As real estate agents and brokers, you are hopefully well versed in the Fair Housing Act, which protects tenants and homeowners from discrimination.
A recent case of housing discrimination in Wisconsin serves as a poignant reminder that landlords and housing managers are not only responsible for providing housing fairly, but also for protecting tenants against hate and harassment based on factors such as race, religion, gender, or, in this case, disability.
The U.S. Department of Housing and Urban Development are charging the owners and managers of a Cross Plains, Wisconsin apartment building with violations of the Fair Housing Act.
According to the suit, William Ranguette and Candice Wood, owners and managers of the Applewood senior housing complex, failed to address the harassment of their tenants, a mother and daughter who were being harassed on the basis of their disabilities.
Tenants were taunted for being disabled
The mother, who has cerebral palsy, and her daughter, who has Down’s Syndrome, reported that other tenants would follow them home and insult them, saying things like “you don’t belong here, you belong in an institution,” and hurling other abuses.
The mother reported these incidents to the local police, who issued warnings – but the harassment continued.

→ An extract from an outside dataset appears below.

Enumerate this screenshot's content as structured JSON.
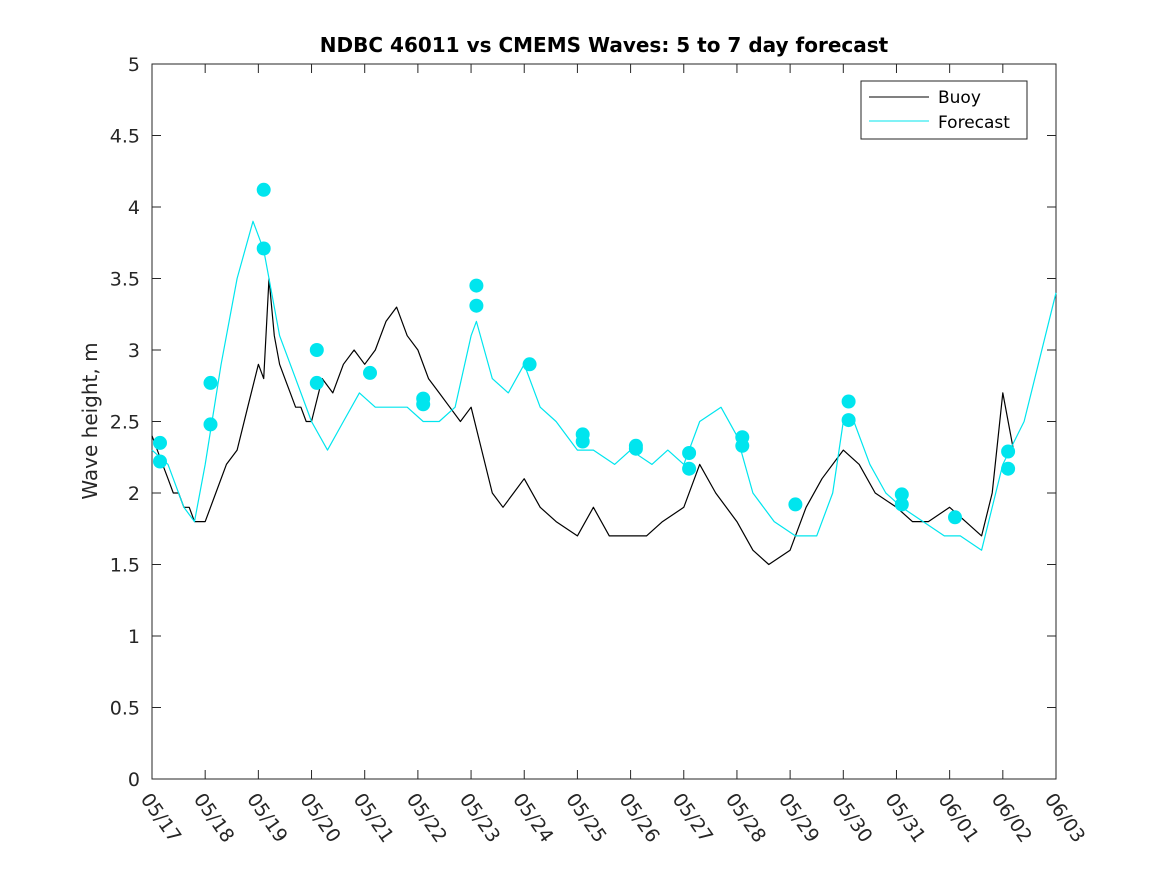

When the tenant reported these incidents to the apartment managers, she was told that she was causing too much trouble and was pressured to move. The tenants received a notice that their lease would not be renewed, and they moved out.
Renters should never feel degraded
According to Housing and Urban Development assistant secretary Gustav Velasquez, “A person’s home should be where they feel the greatest level of comfort – not anguish and fear because of being subjected to humiliating and degrading comments.”
“Harassing a person because of their disability is not only disturbing, it is illegal,” Velasquez concludes.
It is likewise both heartless and illegal for a housing manager to refuse to intervene to prevent harassment.